Nos hemos convertido en la sociedad con mayor acceso a la información y la más incapaz de hacer un buen uso de ella. Nos creemos las fake news, nos dejamos llevar por titulares engañosos, nos informamos por esa ciénaga llamada twitter y todo ello nos lleva a juzgar con prejuicios, a quedarnos con la soflama sin profundizar en la idea y a escapar de todo aquello que requiera pensar más de tres segundos. Esta situación nos ha hecho más ignorantes, más beligerantes y más intolerantes.

Los analistas han sabido leer muy bien que nos estamos convirtiendo en un rebaño guiado por un mal pastor llamado emoción y es por ello que la comunicación política se basa hoy en mensajes evidentes, cortos y cargados de odio.
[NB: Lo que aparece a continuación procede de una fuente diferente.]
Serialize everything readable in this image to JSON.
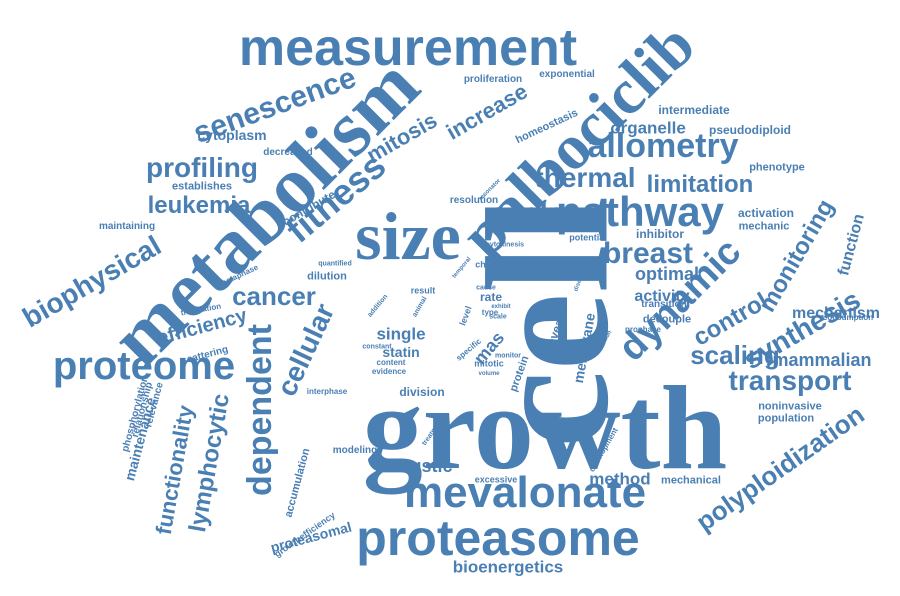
{
  "word_cloud": {
    "accent_color": "#4a7fb3",
    "background_color": "#ffffff",
    "words": [
      {
        "text": "cell"
      },
      {
        "text": "growth"
      },
      {
        "text": "size"
      },
      {
        "text": "metabolism"
      },
      {
        "text": "palbociclib"
      },
      {
        "text": "measurement"
      },
      {
        "text": "mevalonate"
      },
      {
        "text": "proteasome"
      },
      {
        "text": "proteome"
      },
      {
        "text": "dynamic"
      },
      {
        "text": "pathway"
      },
      {
        "text": "dependent"
      },
      {
        "text": "fitness"
      },
      {
        "text": "cellular"
      },
      {
        "text": "lymphocytic"
      },
      {
        "text": "functionality"
      },
      {
        "text": "senescence"
      },
      {
        "text": "allometry"
      },
      {
        "text": "biophysical"
      },
      {
        "text": "thermal"
      },
      {
        "text": "limitation"
      },
      {
        "text": "cycle"
      },
      {
        "text": "profiling"
      },
      {
        "text": "mitosis"
      },
      {
        "text": "increase"
      },
      {
        "text": "cancer"
      },
      {
        "text": "leukemia"
      },
      {
        "text": "breast"
      },
      {
        "text": "monitoring"
      },
      {
        "text": "synthesis"
      },
      {
        "text": "control"
      },
      {
        "text": "scaling"
      },
      {
        "text": "transport"
      },
      {
        "text": "polyploidization"
      },
      {
        "text": "mammalian"
      },
      {
        "text": "mechanism"
      },
      {
        "text": "function"
      },
      {
        "text": "efficiency"
      },
      {
        "text": "cytoplasm"
      },
      {
        "text": "organelle"
      },
      {
        "text": "optimal"
      },
      {
        "text": "activity"
      },
      {
        "text": "acoustic"
      },
      {
        "text": "method"
      },
      {
        "text": "bioenergetics"
      },
      {
        "text": "proteasomal"
      },
      {
        "text": "maintenance"
      },
      {
        "text": "single"
      },
      {
        "text": "mas"
      },
      {
        "text": "membrane"
      },
      {
        "text": "statin"
      },
      {
        "text": "protein"
      },
      {
        "text": "reveal"
      },
      {
        "text": "homeostasis"
      },
      {
        "text": "intermediate"
      },
      {
        "text": "pseudodiploid"
      },
      {
        "text": "proliferation"
      },
      {
        "text": "exponential"
      },
      {
        "text": "decreased"
      },
      {
        "text": "establishes"
      },
      {
        "text": "maintaining"
      },
      {
        "text": "contribute"
      },
      {
        "text": "resolution"
      },
      {
        "text": "inhibitor"
      },
      {
        "text": "activation"
      },
      {
        "text": "mechanic"
      },
      {
        "text": "phenotype"
      },
      {
        "text": "potential"
      },
      {
        "text": "dilution"
      },
      {
        "text": "quantified"
      },
      {
        "text": "metaphase"
      },
      {
        "text": "translation"
      },
      {
        "text": "scattering"
      },
      {
        "text": "change"
      },
      {
        "text": "result"
      },
      {
        "text": "rate"
      },
      {
        "text": "type"
      },
      {
        "text": "decouple"
      },
      {
        "text": "transition"
      },
      {
        "text": "prophase"
      },
      {
        "text": "division"
      },
      {
        "text": "interphase"
      },
      {
        "text": "phosphorylation"
      },
      {
        "text": "relationship"
      },
      {
        "text": "relevance"
      },
      {
        "text": "accumulation"
      },
      {
        "text": "growthefficiency"
      },
      {
        "text": "modeling"
      },
      {
        "text": "excessive"
      },
      {
        "text": "mechanical"
      },
      {
        "text": "noninvasive"
      },
      {
        "text": "population"
      },
      {
        "text": "consumption"
      },
      {
        "text": "development"
      },
      {
        "text": "treatment"
      },
      {
        "text": "mitotic"
      },
      {
        "text": "volume"
      },
      {
        "text": "specific"
      },
      {
        "text": "evidence"
      },
      {
        "text": "content"
      },
      {
        "text": "constant"
      },
      {
        "text": "cytokinesis"
      },
      {
        "text": "resonator"
      },
      {
        "text": "maximal"
      },
      {
        "text": "primary"
      },
      {
        "text": "disease"
      },
      {
        "text": "level"
      },
      {
        "text": "cause"
      },
      {
        "text": "scale"
      },
      {
        "text": "monitor"
      },
      {
        "text": "addition"
      },
      {
        "text": "animal"
      },
      {
        "text": "temporal"
      },
      {
        "text": "exhibit"
      },
      {
        "text": "inhibition"
      }
    ]
  }
}
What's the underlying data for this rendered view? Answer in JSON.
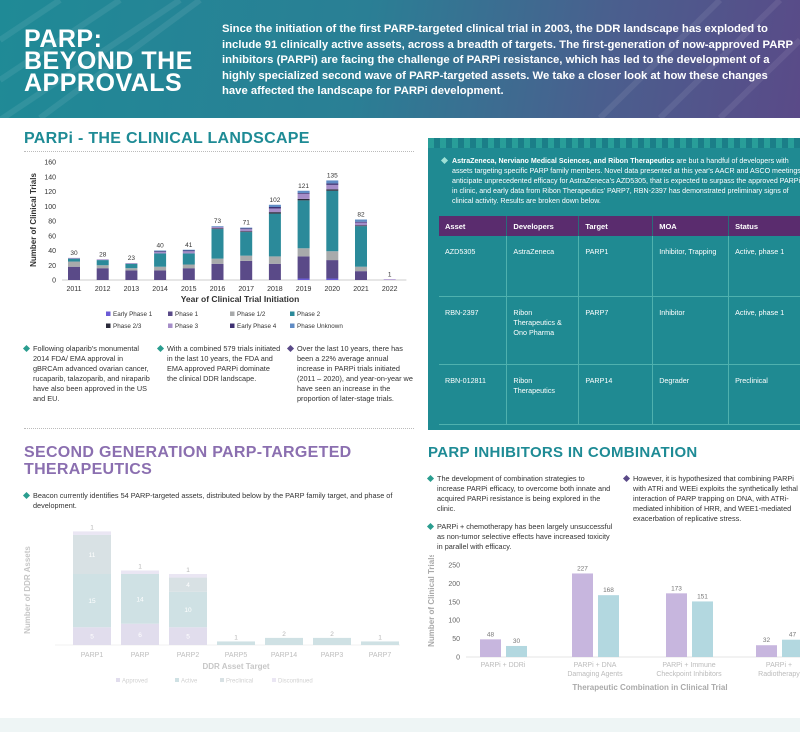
{
  "header": {
    "title_lines": [
      "PARP:",
      "BEYOND THE",
      "APPROVALS"
    ],
    "intro": "Since the initiation of the first PARP-targeted clinical trial in 2003, the DDR landscape has exploded to include 91 clinically active assets, across a breadth of targets. The first-generation of now-approved PARP inhibitors (PARPi) are facing the challenge of PARPi resistance, which has led to the development of a highly specialized second wave of PARP-targeted assets. We take a closer look at how these changes have affected the landscape for PARPi development."
  },
  "landscape": {
    "heading": "PARPi - THE CLINICAL LANDSCAPE",
    "bullets": [
      "Following olaparib's monumental 2014 FDA/ EMA approval in gBRCAm advanced ovarian cancer, rucaparib, talazoparib, and niraparib have also been approved in the US and EU.",
      "With a combined 579 trials initiated in the last 10 years, the FDA and EMA approved PARPi dominate the clinical DDR landscape.",
      "Over the last 10 years, there has been a 22% average annual increase in PARPi trials initiated (2011 – 2020), and year-on-year we have seen an increase in the proportion of later-stage trials."
    ]
  },
  "table_section": {
    "intro_bold": "AstraZeneca, Nerviano Medical Sciences, and Ribon Therapeutics",
    "intro_rest": " are but a handful of developers with assets targeting specific PARP family members. Novel data presented at this year's AACR and ASCO meetings anticipate unprecedented efficacy for AstraZeneca's AZD5305, that is expected to surpass the approved PARPi in clinic, and early data from Ribon Therapeutics' PARP7, RBN-2397 has demonstrated preliminary signs of clinical activity. Results are broken down below.",
    "columns": [
      "Asset",
      "Developers",
      "Target",
      "MOA",
      "Status"
    ],
    "rows": [
      {
        "asset": "AZD5305",
        "developers": "AstraZeneca",
        "target": "PARP1",
        "moa": "Inhibitor, Trapping",
        "status": "Active, phase 1"
      },
      {
        "asset": "RBN-2397",
        "developers": "Ribon Therapeutics & Ono Pharma",
        "target": "PARP7",
        "moa": "Inhibitor",
        "status": "Active, phase 1"
      },
      {
        "asset": "RBN-012811",
        "developers": "Ribon Therapeutics",
        "target": "PARP14",
        "moa": "Degrader",
        "status": "Preclinical"
      }
    ]
  },
  "second_gen": {
    "heading_lines": [
      "SECOND GENERATION PARP-TARGETED",
      "THERAPEUTICS"
    ],
    "bullet": "Beacon currently identifies 54 PARP-targeted assets, distributed below by the PARP family target, and phase of development."
  },
  "combination": {
    "heading": "PARP INHIBITORS IN COMBINATION",
    "bullets": [
      "The development of combination strategies to increase PARPi efficacy, to overcome both innate and acquired PARPi resistance is being explored in the clinic.",
      "PARPi + chemotherapy has been largely unsuccessful as non-tumor selective effects have increased toxicity in parallel with efficacy.",
      "However, it is hypothesized that combining PARPi with ATRi and WEEi exploits the synthetically lethal interaction of PARP trapping on DNA, with ATRi-mediated inhibition of HRR, and WEE1-mediated exacerbation of replicative stress."
    ]
  },
  "chart_data": [
    {
      "type": "bar",
      "stacked": true,
      "xlabel": "Year of Clinical Trial Initiation",
      "ylabel": "Number of Clinical Trials",
      "ylim": [
        0,
        160
      ],
      "yticks": [
        0,
        20,
        40,
        60,
        80,
        100,
        120,
        140,
        160
      ],
      "grid": false,
      "legend_position": "bottom",
      "categories": [
        "2011",
        "2012",
        "2013",
        "2014",
        "2015",
        "2016",
        "2017",
        "2018",
        "2019",
        "2020",
        "2021",
        "2022"
      ],
      "totals": [
        30,
        28,
        23,
        40,
        41,
        73,
        71,
        102,
        121,
        135,
        82,
        1
      ],
      "series": [
        {
          "name": "Early Phase 1",
          "color": "#6b5bd6",
          "values": [
            0,
            0,
            0,
            0,
            0,
            0,
            0,
            0,
            2,
            2,
            0,
            0
          ]
        },
        {
          "name": "Phase 1",
          "color": "#5a4a88",
          "values": [
            18,
            16,
            13,
            13,
            16,
            22,
            26,
            22,
            30,
            25,
            12,
            0
          ]
        },
        {
          "name": "Phase 1/2",
          "color": "#a8aaab",
          "values": [
            7,
            4,
            3,
            5,
            5,
            7,
            7,
            10,
            11,
            12,
            6,
            0
          ]
        },
        {
          "name": "Phase 2",
          "color": "#2b8a9a",
          "values": [
            4,
            7,
            6,
            18,
            15,
            40,
            32,
            58,
            65,
            82,
            55,
            0
          ]
        },
        {
          "name": "Phase 2/3",
          "color": "#2a2a3a",
          "values": [
            0,
            0,
            0,
            0,
            0,
            1,
            1,
            2,
            2,
            2,
            1,
            0
          ]
        },
        {
          "name": "Phase 3",
          "color": "#a58dc8",
          "values": [
            1,
            1,
            1,
            2,
            3,
            2,
            3,
            5,
            7,
            6,
            4,
            1
          ]
        },
        {
          "name": "Early Phase 4",
          "color": "#3e3072",
          "values": [
            0,
            0,
            0,
            1,
            1,
            0,
            1,
            2,
            1,
            2,
            1,
            0
          ]
        },
        {
          "name": "Phase Unknown",
          "color": "#5f8bc4",
          "values": [
            0,
            0,
            0,
            1,
            1,
            1,
            1,
            3,
            3,
            4,
            3,
            0
          ]
        }
      ]
    },
    {
      "type": "bar",
      "stacked": true,
      "xlabel": "DDR Asset Target",
      "ylabel": "Number of DDR Assets",
      "categories": [
        "PARP1",
        "PARP",
        "PARP2",
        "PARP5",
        "PARP14",
        "PARP3",
        "PARP7"
      ],
      "series": [
        {
          "name": "Approved",
          "color": "#c9c3e0",
          "values": [
            5,
            6,
            5,
            0,
            0,
            0,
            0
          ]
        },
        {
          "name": "Active",
          "color": "#a9c9cf",
          "values": [
            15,
            14,
            10,
            1,
            2,
            2,
            1
          ]
        },
        {
          "name": "Preclinical",
          "color": "#b9c9ce",
          "values": [
            11,
            0,
            4,
            0,
            0,
            0,
            0
          ]
        },
        {
          "name": "Discontinued",
          "color": "#d9d2ea",
          "values": [
            1,
            1,
            1,
            0,
            0,
            0,
            0
          ]
        }
      ],
      "segment_labels": [
        [
          "5",
          "15",
          "11",
          "1"
        ],
        [
          "6",
          "14",
          "",
          "1"
        ],
        [
          "5",
          "10",
          "4",
          "1"
        ],
        [
          "",
          "1",
          "",
          ""
        ],
        [
          "",
          "2",
          "",
          ""
        ],
        [
          "",
          "2",
          "",
          ""
        ],
        [
          "",
          "1",
          "",
          ""
        ]
      ]
    },
    {
      "type": "bar",
      "xlabel": "Therapeutic Combination in Clinical Trial",
      "ylabel": "Number of Clinical Trials",
      "ylim": [
        0,
        250
      ],
      "yticks": [
        0,
        50,
        100,
        150,
        200,
        250
      ],
      "categories": [
        "PARPi + DDRi",
        "PARPi + DNA Damaging Agents",
        "PARPi + Immune Checkpoint Inhibitors",
        "PARPi + Radiotherapy"
      ],
      "category_lines": [
        [
          "PARPi + DDRi"
        ],
        [
          "PARPi + DNA",
          "Damaging Agents"
        ],
        [
          "PARPi + Immune",
          "Checkpoint Inhibitors"
        ],
        [
          "PARPi +",
          "Radiotherapy"
        ]
      ],
      "series": [
        {
          "name": "",
          "color": "#c7b6de",
          "values": [
            48,
            227,
            173,
            32
          ]
        },
        {
          "name": "",
          "color": "#b3d8e0",
          "values": [
            30,
            168,
            151,
            47
          ]
        }
      ]
    }
  ]
}
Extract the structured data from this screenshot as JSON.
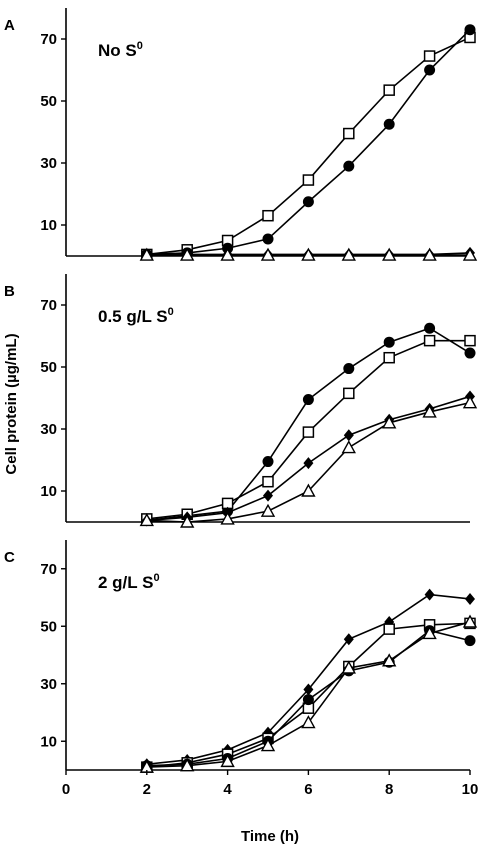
{
  "chart_data": {
    "type": "line",
    "xlabel": "Time (h)",
    "ylabel": "Cell protein (µg/mL)",
    "xlim": [
      0,
      10
    ],
    "xticks": [
      0,
      2,
      4,
      6,
      8,
      10
    ],
    "ylim": [
      0,
      80
    ],
    "yticks": [
      10,
      30,
      50,
      70
    ],
    "grid": false,
    "x": [
      2,
      3,
      4,
      5,
      6,
      7,
      8,
      9,
      10
    ],
    "panels": [
      {
        "letter": "A",
        "condition_main": "No S",
        "condition_sup": "0",
        "series": [
          {
            "marker": "open-square",
            "values": [
              0.5,
              2,
              5,
              13,
              24.5,
              39.5,
              53.5,
              64.5,
              70.5
            ]
          },
          {
            "marker": "filled-circle",
            "values": [
              0.5,
              1,
              2.5,
              5.5,
              17.5,
              29,
              42.5,
              60,
              73
            ]
          },
          {
            "marker": "filled-diamond",
            "values": [
              0.5,
              0.5,
              0.5,
              0.5,
              0.5,
              0.5,
              0.5,
              0.5,
              1
            ]
          },
          {
            "marker": "open-triangle",
            "values": [
              0.3,
              0.3,
              0.3,
              0.3,
              0.3,
              0.3,
              0.3,
              0.3,
              0.3
            ]
          }
        ]
      },
      {
        "letter": "B",
        "condition_main": "0.5 g/L S",
        "condition_sup": "0",
        "series": [
          {
            "marker": "filled-circle",
            "values": [
              0.5,
              2,
              3.5,
              19.5,
              39.5,
              49.5,
              58,
              62.5,
              54.5
            ]
          },
          {
            "marker": "open-square",
            "values": [
              1,
              2.5,
              6,
              13,
              29,
              41.5,
              53,
              58.5,
              58.5
            ]
          },
          {
            "marker": "filled-diamond",
            "values": [
              0.5,
              1.5,
              3,
              8.5,
              19,
              28,
              33,
              36.5,
              40.5
            ]
          },
          {
            "marker": "open-triangle",
            "values": [
              0.5,
              0,
              1,
              3.5,
              10,
              24,
              32,
              35.5,
              38.5
            ]
          }
        ]
      },
      {
        "letter": "C",
        "condition_main": "2 g/L S",
        "condition_sup": "0",
        "series": [
          {
            "marker": "filled-diamond",
            "values": [
              2,
              3.5,
              7,
              13,
              28,
              45.5,
              51.5,
              61,
              59.5
            ]
          },
          {
            "marker": "open-square",
            "values": [
              1,
              2.5,
              5.5,
              11,
              21.5,
              36,
              49,
              50.5,
              51
            ]
          },
          {
            "marker": "filled-circle",
            "values": [
              1.5,
              2,
              4,
              10,
              24.5,
              34.5,
              37.5,
              48.5,
              45
            ]
          },
          {
            "marker": "open-triangle",
            "values": [
              1,
              1.5,
              3,
              8.5,
              16.5,
              35.5,
              38,
              47.5,
              51.5
            ]
          }
        ]
      }
    ]
  }
}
Ya no interesa trabajar en un argumento para confrontar un pensamiento, ahora impera gritar aquello que la parroquia de cada cual está dispuesta a vitorear.

Esta triste circunstancia ha caído como una losa sobre el ámbito de la justicia, en el que la emoción no debería tener la menor cabida. Se instrumentaliza injustamente a los jueces para causas partidistas, sin atender al daño inmerecido que se produce a la credibilidad del poder más ejemplar de Estado. Así pues, si un juez condena a uno de los míos es porque el juez es fascista o rojo y me tiene manía, mientras que si condena a un adversario la sentencia es ejemplar. Esta manipulación de la realidad ha calado en una sociedad demasiado permeable que salta o se ofende a la mínima sin pudor a mostrar su ignorancia públicamente.

Ahora que llega este paréntesis de fingida paz llamado Navidad, deberían nuestros representantes volver a la senda de la moderación y hacer una llamada a la concordia. Porque el que hoy instrumentaliza la justicia para hacer daño, mañana puede pasar de verdugo a víctima.